研究課題
エサを得るなどの明確な目標をもって行われる行動、すなわち目標指向行動は、同じ動作を繰り返す自動性の運動や、一動作で完結する反射行動に較べ、より高度な運動制御が必要となり、また目標への注意・動機づけといった高次中枢機能も関わるゆえ、その神経生理学的機構の解明は一般に非常に困難である。本研究は、甲殻類の鋏脚によるグリップ行動を対象としてその脳・中枢機構を同定ニューロンレベルで解明することを目的とした。今年度は、グリップ行動のオペラント条件づけを利用して、目標提示に対して実験動物が自発的に惹起するグリップ行動に関わる中枢神経活動を記録解析した。当初はこれまでと同様にHomarus americanusでの記録を試みたが、安定した記録が困難であるため、神経活動記録の容易なProcambarus clarkiiを実験動物として採用した。予備研究でこの種でのグリップ行動条件づけは困難であったが、提示・強化方法や適切な個体選別によって条件づけが可能となった。
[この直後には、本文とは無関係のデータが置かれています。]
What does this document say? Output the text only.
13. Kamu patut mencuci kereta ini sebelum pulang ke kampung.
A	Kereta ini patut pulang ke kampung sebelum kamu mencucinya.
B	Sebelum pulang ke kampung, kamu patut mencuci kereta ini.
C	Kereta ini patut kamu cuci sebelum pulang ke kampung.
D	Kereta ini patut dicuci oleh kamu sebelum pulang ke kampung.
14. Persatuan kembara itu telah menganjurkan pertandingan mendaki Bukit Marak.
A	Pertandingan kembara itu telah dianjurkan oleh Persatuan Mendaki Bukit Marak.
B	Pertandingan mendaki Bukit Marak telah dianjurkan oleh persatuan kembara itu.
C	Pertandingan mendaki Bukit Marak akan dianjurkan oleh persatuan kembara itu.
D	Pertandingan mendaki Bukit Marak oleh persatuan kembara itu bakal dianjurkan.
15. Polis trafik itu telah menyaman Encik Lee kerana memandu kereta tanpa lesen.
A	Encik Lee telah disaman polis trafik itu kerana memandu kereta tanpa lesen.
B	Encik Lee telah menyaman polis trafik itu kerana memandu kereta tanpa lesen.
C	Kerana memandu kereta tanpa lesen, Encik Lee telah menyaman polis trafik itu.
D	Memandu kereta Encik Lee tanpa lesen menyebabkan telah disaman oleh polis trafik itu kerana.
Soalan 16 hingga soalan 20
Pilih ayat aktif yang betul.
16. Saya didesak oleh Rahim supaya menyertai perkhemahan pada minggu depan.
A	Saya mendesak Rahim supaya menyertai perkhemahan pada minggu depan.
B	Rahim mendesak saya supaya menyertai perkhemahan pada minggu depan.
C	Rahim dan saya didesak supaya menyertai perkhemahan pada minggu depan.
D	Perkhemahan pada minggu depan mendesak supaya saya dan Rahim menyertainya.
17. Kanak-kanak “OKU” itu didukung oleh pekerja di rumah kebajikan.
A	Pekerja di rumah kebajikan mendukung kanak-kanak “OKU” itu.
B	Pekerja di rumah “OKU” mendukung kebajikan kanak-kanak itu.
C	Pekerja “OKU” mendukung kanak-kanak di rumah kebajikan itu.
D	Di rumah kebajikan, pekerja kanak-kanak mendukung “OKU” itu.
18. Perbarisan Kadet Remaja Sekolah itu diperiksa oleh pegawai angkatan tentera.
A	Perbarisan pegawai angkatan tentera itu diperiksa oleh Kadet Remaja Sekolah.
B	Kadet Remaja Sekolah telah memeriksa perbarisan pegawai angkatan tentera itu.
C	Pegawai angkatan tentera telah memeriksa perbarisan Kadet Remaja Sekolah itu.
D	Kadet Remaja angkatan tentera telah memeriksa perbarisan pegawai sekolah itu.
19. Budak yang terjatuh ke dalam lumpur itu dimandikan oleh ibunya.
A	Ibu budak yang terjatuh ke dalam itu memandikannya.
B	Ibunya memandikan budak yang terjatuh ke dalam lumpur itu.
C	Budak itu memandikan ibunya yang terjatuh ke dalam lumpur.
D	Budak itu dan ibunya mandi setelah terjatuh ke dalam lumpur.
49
今年度はProcambarusでグリップ行動のオぺラント条件づけおよび神経活動の細胞外記録・解析を行った。その結果、脳から腹髄を下行する神経活動には、1)グリップ対象の提示時に発火頻度が変化するユニットおよび2)鋏脚の筋活動に先行して発火頻度が変化するユニットが見出された。ただし1)については、条件づけ群とナイーヴ群との間で記録回数に有意差がなく、条件づけ群に特異的なものではなかった。その多くが鋏脚筋活動とも相関を示したことから、鋏脚運動の開始・制御に視覚情報が使われていることが判明した。2)の多くは対象物提示に応答し、かつ鋏脚筋活動との相関も示したため、これらは脳から出力される運動命令を伝達していると考えられる。今回の記録がすべて脳から下行するユニット記録であることから、条件づけ群に特異的な神経活動は脳内で完結している可能性が示唆される。
26年度が最終年度であるため、記入しない。